Causas y factores de riesgo:
La causa de estas lesiones se conoce como daño por isquemia y reperfusión, que en otras palabras es la inflamación por interrupción temporal del aporte sanguíneo a las capas de la piel ocasionada por la compresión por más de 2 horas seguidas. Las personas que tienen poca o nula movilidad, postrados o pasan mucho tiempo en cama son los más susceptibles a este tipo de heridas. Otro factor que influye mucho es una mala red de apoyo familiar.

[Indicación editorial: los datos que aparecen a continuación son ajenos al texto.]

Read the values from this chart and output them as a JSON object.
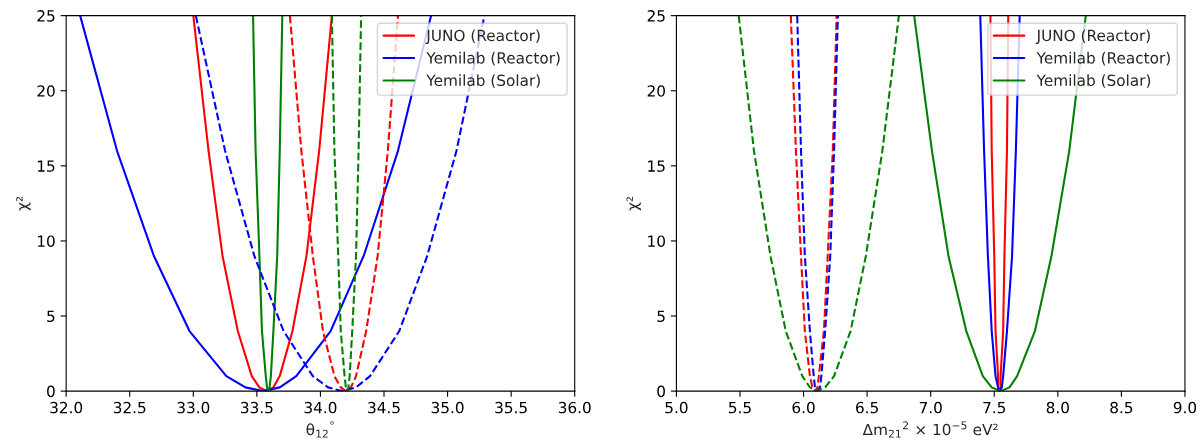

Síntomas y manifestaciones:
Inicialmente puede manifestarse como dolor de tipo ardoroso en las zonas de presión constante, puede acompañarse de una coloración rojiza. Si la compresión continúa se forman flictenas o ampollas que al romperse dejan expuesta la dermis o capas más profundas de la piel. La cercanía con la región perianal incrementa el riesgo de infección de estas lesiones y se manifiesta por exudado purulento, salida de líquido turbio, con fetidez, dolor de moderado a severo y coloración rojiza alrededor.
Tratamiento.
Es indispensable eliminar los sitios de presión con la movilización continua del paciente, al menos cada 2 hrs. Es de gran ayuda la utilización de almohadillas para la protección de las salientes óseas. Dependiendo de la extensión, la profundidad, localización y datos de infección se individualiza el manejo para cada paciente.